Die Basis für die Pötze – also das Grundgerüst, auf dem jede Figur basiert – fand Reinhardt in den
magischen Zeichen des Okkultisten Franz Bardon. Das hier zu einer Lehre der Magie
weiterentwickelte metaphysische Gedankengut einer feinstofflichen Verbindung des Irdischen mit
himmlischen Sphären hat Reinhardt offenbar fasziniert – denn bei Bardon nehmen diese
Verbindungen Gestalt an in Form von symbolischen Zeichen, die für die Engel in ihren verschiedenen
Sphären stehen. Auch in Reinhardts Tagebüchern tauchen immer wieder die Gedanken einer schwer
zu konkretisierenden Transformation von Energie auf, der Beziehung zwischen dem Materiellen und
dem Geistigen. Angeregt durch das Studium des „ Senfkorngartens“, einem im 17. Jahrhundert
verfassten, im Laufe der Jahrhunderte immer weiter entwickeltes Muster- und Lehrbuch der
chinesischen Tuschemalerei, hat er bereits in den ausgehenden 60er-Jahren eine Art symbolhafte
Zeichensprache entwickelt und übte sich im freien Zeichnen von Zeichen, die Träger seiner Ideen
werden sollten.
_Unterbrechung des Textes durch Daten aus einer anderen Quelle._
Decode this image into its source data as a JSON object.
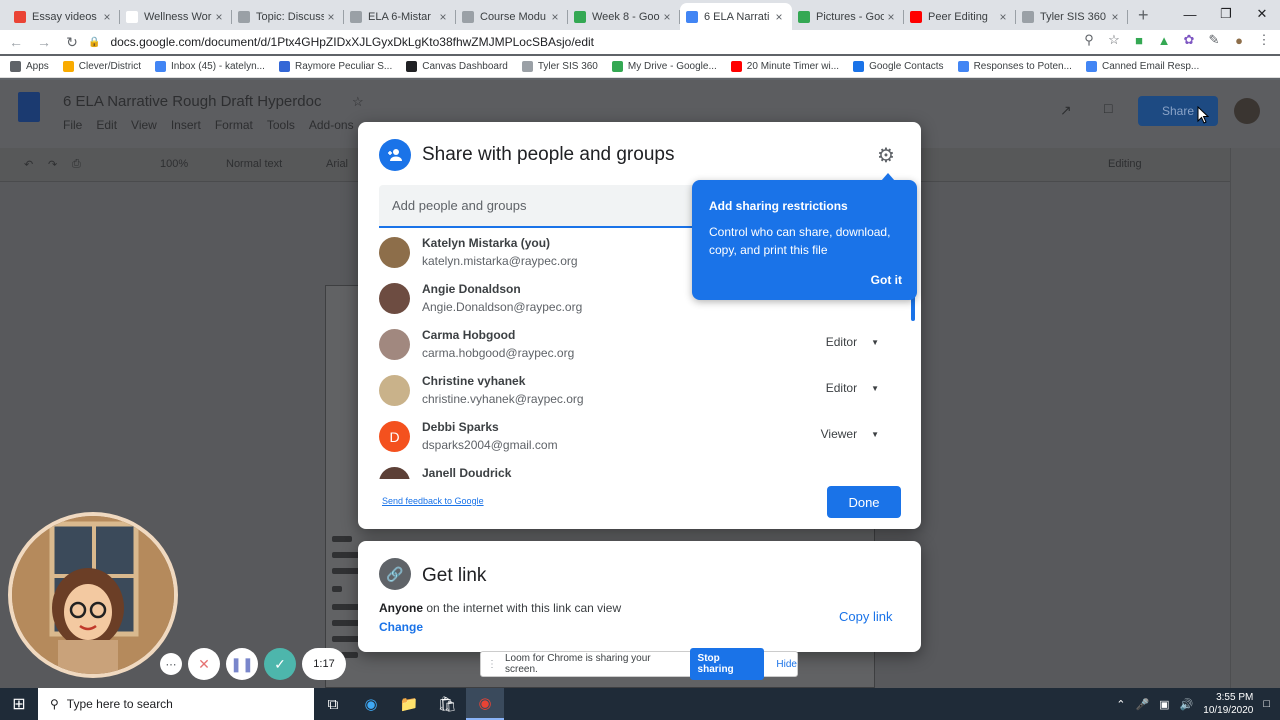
{
  "browser": {
    "tabs": [
      {
        "label": "Essay videos",
        "color": "#ea4335",
        "icon": "gmail-icon"
      },
      {
        "label": "Wellness Wor",
        "color": "#ffffff",
        "icon": "page-icon"
      },
      {
        "label": "Topic: Discuss",
        "color": "#9aa0a6",
        "icon": "page-icon"
      },
      {
        "label": "ELA 6-Mistar",
        "color": "#9aa0a6",
        "icon": "page-icon"
      },
      {
        "label": "Course Modu",
        "color": "#9aa0a6",
        "icon": "page-icon"
      },
      {
        "label": "Week 8 - Goo",
        "color": "#34a853",
        "icon": "drive-icon"
      },
      {
        "label": "6 ELA Narrati",
        "color": "#4285f4",
        "icon": "docs-icon",
        "active": true
      },
      {
        "label": "Pictures - Goo",
        "color": "#34a853",
        "icon": "drive-icon"
      },
      {
        "label": "Peer Editing",
        "color": "#ff0000",
        "icon": "youtube-icon"
      },
      {
        "label": "Tyler SIS 360",
        "color": "#9aa0a6",
        "icon": "page-icon"
      }
    ],
    "url": "docs.google.com/document/d/1Ptx4GHpZIDxXJLGyxDkLgKto38fhwZMJMPLocSBAsjo/edit",
    "bookmarks": [
      {
        "label": "Apps",
        "color": "#5f6368"
      },
      {
        "label": "Clever/District",
        "color": "#f9ab00"
      },
      {
        "label": "Inbox (45) - katelyn...",
        "color": "#4285f4"
      },
      {
        "label": "Raymore Peculiar S...",
        "color": "#3367d6"
      },
      {
        "label": "Canvas Dashboard",
        "color": "#202124"
      },
      {
        "label": "Tyler SIS 360",
        "color": "#9aa0a6"
      },
      {
        "label": "My Drive - Google...",
        "color": "#34a853"
      },
      {
        "label": "20 Minute Timer wi...",
        "color": "#ff0000"
      },
      {
        "label": "Google Contacts",
        "color": "#1a73e8"
      },
      {
        "label": "Responses to Poten...",
        "color": "#4285f4"
      },
      {
        "label": "Canned Email Resp...",
        "color": "#4285f4"
      }
    ]
  },
  "doc": {
    "title": "6 ELA Narrative Rough Draft Hyperdoc",
    "menu": [
      "File",
      "Edit",
      "View",
      "Insert",
      "Format",
      "Tools",
      "Add-ons"
    ],
    "share_label": "Share",
    "zoom": "100%",
    "style": "Normal text",
    "font": "Arial",
    "mode": "Editing"
  },
  "dialog": {
    "title": "Share with people and groups",
    "input_placeholder": "Add people and groups",
    "people": [
      {
        "name": "Katelyn Mistarka (you)",
        "email": "katelyn.mistarka@raypec.org",
        "role": "",
        "color": "#8d6e4a"
      },
      {
        "name": "Angie Donaldson",
        "email": "Angie.Donaldson@raypec.org",
        "role": "Editor",
        "color": "#6d4c41"
      },
      {
        "name": "Carma Hobgood",
        "email": "carma.hobgood@raypec.org",
        "role": "Editor",
        "color": "#a1887f"
      },
      {
        "name": "Christine vyhanek",
        "email": "christine.vyhanek@raypec.org",
        "role": "Editor",
        "color": "#c9b28a"
      },
      {
        "name": "Debbi Sparks",
        "email": "dsparks2004@gmail.com",
        "role": "Viewer",
        "color": "#f4511e",
        "initial": "D"
      },
      {
        "name": "Janell Doudrick",
        "email": "",
        "role": "",
        "color": "#5d4037"
      }
    ],
    "feedback": "Send feedback to Google",
    "done": "Done"
  },
  "callout": {
    "title": "Add sharing restrictions",
    "body": "Control who can share, download, copy, and print this file",
    "button": "Got it"
  },
  "link": {
    "title": "Get link",
    "anyone": "Anyone",
    "desc": "on the internet with this link can view",
    "change": "Change",
    "copy": "Copy link"
  },
  "loom": {
    "message": "Loom for Chrome is sharing your screen.",
    "stop": "Stop sharing",
    "hide": "Hide",
    "timer": "1:17"
  },
  "taskbar": {
    "search_placeholder": "Type here to search",
    "time": "3:55 PM",
    "date": "10/19/2020"
  }
}
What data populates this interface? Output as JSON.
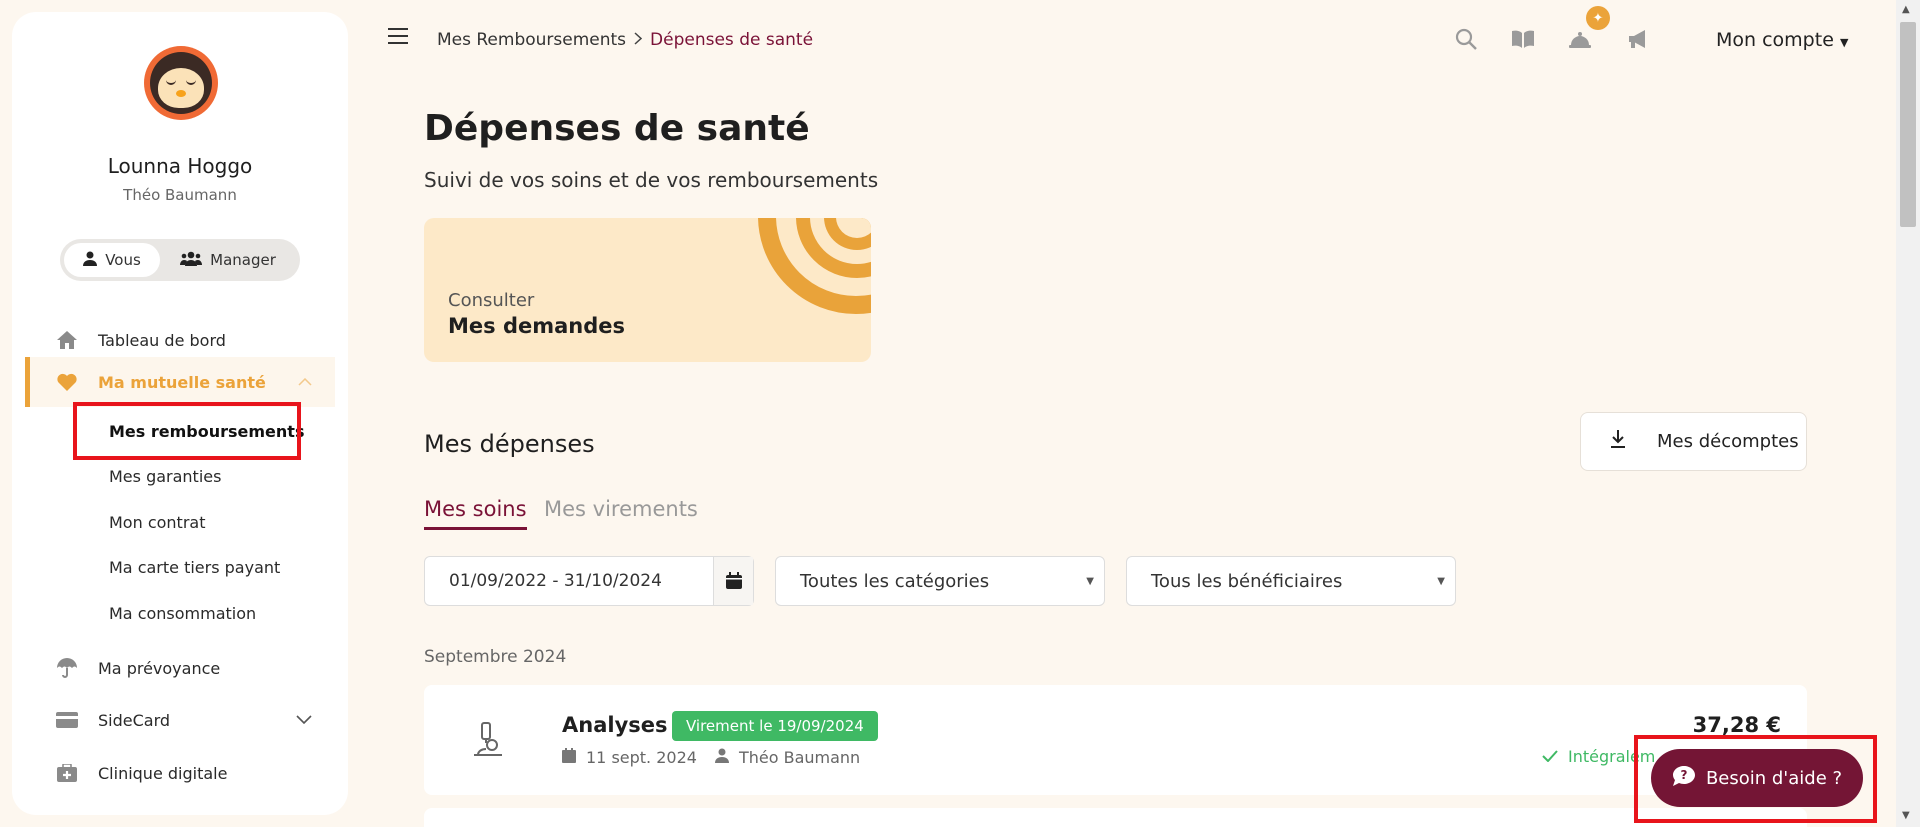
{
  "sidebar": {
    "user_name": "Lounna Hoggo",
    "user_sub": "Théo Baumann",
    "toggle": {
      "you": "Vous",
      "manager": "Manager"
    },
    "nav": {
      "dashboard": "Tableau de bord",
      "mutuelle": "Ma mutuelle santé",
      "prevoyance": "Ma prévoyance",
      "sidecard": "SideCard",
      "clinique": "Clinique digitale"
    },
    "sub": {
      "remboursements": "Mes remboursements",
      "garanties": "Mes garanties",
      "contrat": "Mon contrat",
      "carte": "Ma carte tiers payant",
      "consommation": "Ma consommation"
    }
  },
  "topbar": {
    "breadcrumb_parent": "Mes Remboursements",
    "breadcrumb_current": "Dépenses de santé",
    "account": "Mon compte"
  },
  "main": {
    "title": "Dépenses de santé",
    "subtitle": "Suivi de vos soins et de vos remboursements",
    "card": {
      "label1": "Consulter",
      "label2": "Mes demandes"
    },
    "section_title": "Mes dépenses",
    "decomptes": "Mes décomptes",
    "tabs": {
      "soins": "Mes soins",
      "virements": "Mes virements"
    },
    "filters": {
      "date_range": "01/09/2022 - 31/10/2024",
      "categories": "Toutes les catégories",
      "beneficiaires": "Tous les bénéficiaires"
    },
    "month": "Septembre 2024",
    "row": {
      "title": "Analyses",
      "badge": "Virement le 19/09/2024",
      "date": "11 sept. 2024",
      "person": "Théo Baumann",
      "amount": "37,28 €",
      "status": "Intégralem"
    }
  },
  "help": "Besoin d'aide ?",
  "colors": {
    "accent": "#eba33a",
    "brand": "#741535",
    "success": "#3fb964",
    "highlight": "#e8141b"
  }
}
Systematisches, morphologisches Zeichnen, auch in Kreisen, Dreiecken und Wellen
nach dem Vorbild von Dürers Buch der Messungen nimmt er sich bereits 1968 vor, wie aus einem
Eintrag in seinem Tagebuch hervorgeht. Rückblickend hat er also die grafischen und geistigen
Grundlage lange schon angelegt, bevor sie in den Pötzen Gestalt annahmen. In der Übernahme der
bardonschen Zeichen traf also vieles zusammen: Die ästhetische Form der klaren grafischen
Gestaltung, die Vermittlung von Emotionen und die symbolhafte Verbindung zu einer höheren, von
menschlicher Vernunft abgelösten Bedeutung. Reinhardt hatte eine Form gefunden, um all seine
Gedanken vielfältig, fundiert und dennoch mit viel Raum für Kreativität und pointiert zum Ausdruck
zu bringen. Ein inhaltlicher Zusammenhang zwischen der den Engeln sowie den Pötzen
zugeschriebenen Bedeutungen lässt sich nach unserem Eindruck jedoch nihct herstellen.

706 Bardon

In seiner „Praxis der magischen Evokation“ hat der Okkultist Franz Bardon (*1. Dezember 1909, in
Troppau, Österreich-Ungarn, gest. 10. Juli 1958 in Brünn, Tschechoslowakei) eine umfassende
metaphysische Lehre entwickelt, die auf der Suche nach dem Urgrund aller Schöpfung beruht. Seiner
Auffassung nach entwickeln sich Kräfte und Prozesse im Zusammenspiel von Kontraktion,
symbolisiert durch das Wasser, und der Expansion, symbolisiert durch das Feuer. Der Mystiker, der
unter einem Akronym auftrat und von den Nationalsozialisten verfolgt und in Konzentrationslager
verschleppt wurde, schuf mit diesem System die Grundlage für seine Lehre der Magie. Die Mittler
zwischen Himmel und Erde, die der Magier für die Inanspruchnahme seiner Kräfte anzurufen hatte,
werden hier durch zahlreiche Engel als spirituelle Existenzen der vier Hauptelemente repräsentiert,
deren Namen und zugeordneten Zeichen Bardon in seiner Publikation aufzeichnet und mit Nummern
versehen hat. Wie der Bardon-Forscher Emil Stejnar herausgefunden hat, verbergen sich hinter den
Namen dieser Engel, deren Ursprung oder Herkunft Bardon in seien Publikationen nicht weiter
erläutert, kodierte Namen von Fixsternen aus unserem Sonnensystem. Nach Steynar sollten die
verklausulierten Namen dazu dienen, die besten Zeiten für deren Evokation zu berechnen. Somit
liegen also den Engeln Sternbilder zugrunde. Bardons Theorien wurden posthum von esoterisch-
rechtsextremistischen Agitatoren für antisemitisch-freimaurerische Verschwörungstheorien
vereinnahmt.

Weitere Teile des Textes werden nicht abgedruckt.